We also challenged Southwark and Delancey’s assertion that ‘social rent equivalent’ (with 3-year assured shorthold tenancies) and ‘social rent’ (usually with lifetime tenancies) were effectively the same. Once more, the judge disagreed and could not see any significant difference.
The court decision and lessons learned
The outcome of our appeal against the High Court decision was unfortunately no better. The Court of Appeal found that while the funding position was ‘overstated’, it was not misleading, and that, in any event, no additional socially rented housing could have been sought by the committee because the scheme was not sufficiently viable (a routine, but effective, argument against social housing provision) . It also confirmed the High Court decision that the ‘instrument of delegation’—a very short document—rather than the committee report constituted the ‘resolution to approve’.
We are disappointed by this outcome, naturally, but not disheartened. The legal challenge was an important part of our campaign, but not the whole campaign. The practical improvements described above would not have been gained if we had not demonstrated a willingness to overturn the whole scheme. We have also shown that, with will and determination, a broad-based local campaign can win concessions, even if not outright victory.
Our campaign will continue, because the regeneration of the Elephant is far from finished. In particular, we will continue to support the many traders who did not get relocated and who are now negotiating for new market space at the Elephant.

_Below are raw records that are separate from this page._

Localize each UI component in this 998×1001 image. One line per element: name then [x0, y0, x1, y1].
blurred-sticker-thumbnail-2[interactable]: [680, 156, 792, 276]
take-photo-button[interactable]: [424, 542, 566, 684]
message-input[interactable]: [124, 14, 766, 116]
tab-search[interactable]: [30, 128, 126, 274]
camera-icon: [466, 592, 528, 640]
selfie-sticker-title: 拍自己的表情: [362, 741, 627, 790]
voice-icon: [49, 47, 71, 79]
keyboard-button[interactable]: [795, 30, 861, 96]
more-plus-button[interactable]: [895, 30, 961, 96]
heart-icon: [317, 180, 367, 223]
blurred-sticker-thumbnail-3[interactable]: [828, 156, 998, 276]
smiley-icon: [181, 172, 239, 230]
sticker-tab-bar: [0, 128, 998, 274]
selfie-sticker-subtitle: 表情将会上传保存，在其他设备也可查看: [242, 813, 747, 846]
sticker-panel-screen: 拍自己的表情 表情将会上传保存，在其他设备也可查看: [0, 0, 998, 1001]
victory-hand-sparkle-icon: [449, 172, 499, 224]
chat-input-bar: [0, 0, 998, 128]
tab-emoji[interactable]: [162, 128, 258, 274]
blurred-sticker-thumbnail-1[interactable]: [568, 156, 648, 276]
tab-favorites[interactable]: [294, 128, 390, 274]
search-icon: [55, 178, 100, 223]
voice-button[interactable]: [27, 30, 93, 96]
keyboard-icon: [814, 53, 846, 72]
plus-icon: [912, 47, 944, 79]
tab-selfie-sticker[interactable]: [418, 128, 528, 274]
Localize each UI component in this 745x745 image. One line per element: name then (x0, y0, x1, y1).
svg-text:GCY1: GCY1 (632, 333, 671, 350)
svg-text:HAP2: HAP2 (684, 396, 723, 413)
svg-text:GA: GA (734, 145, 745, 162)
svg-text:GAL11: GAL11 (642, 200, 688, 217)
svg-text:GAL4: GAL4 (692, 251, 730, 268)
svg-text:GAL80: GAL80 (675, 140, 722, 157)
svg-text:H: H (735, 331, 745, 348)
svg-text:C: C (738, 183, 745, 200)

The court’s decision raises the serious question of who is going to pay for the socially rented housing that our campaign’s hard work has secured. Whatever the courts may have decided, we are pretty sure that the planning committee did not have it in mind that Southwark should meet this cost. Such an interpretation of the development’s legal agreement is one that Delancey may now seek to take advantage of.
More generally, the court’s decision demonstrates that not everything a planning committee thinks it might be approving gets into the finalised agreement—at least not in the way that it should. If a planning committee wants to be certain that any particular measure or amendment is adopted and effected in a given way, it must be specified in the ‘resolution to approve’. This is a lesson both for campaigners and councillors who sit on planning committees.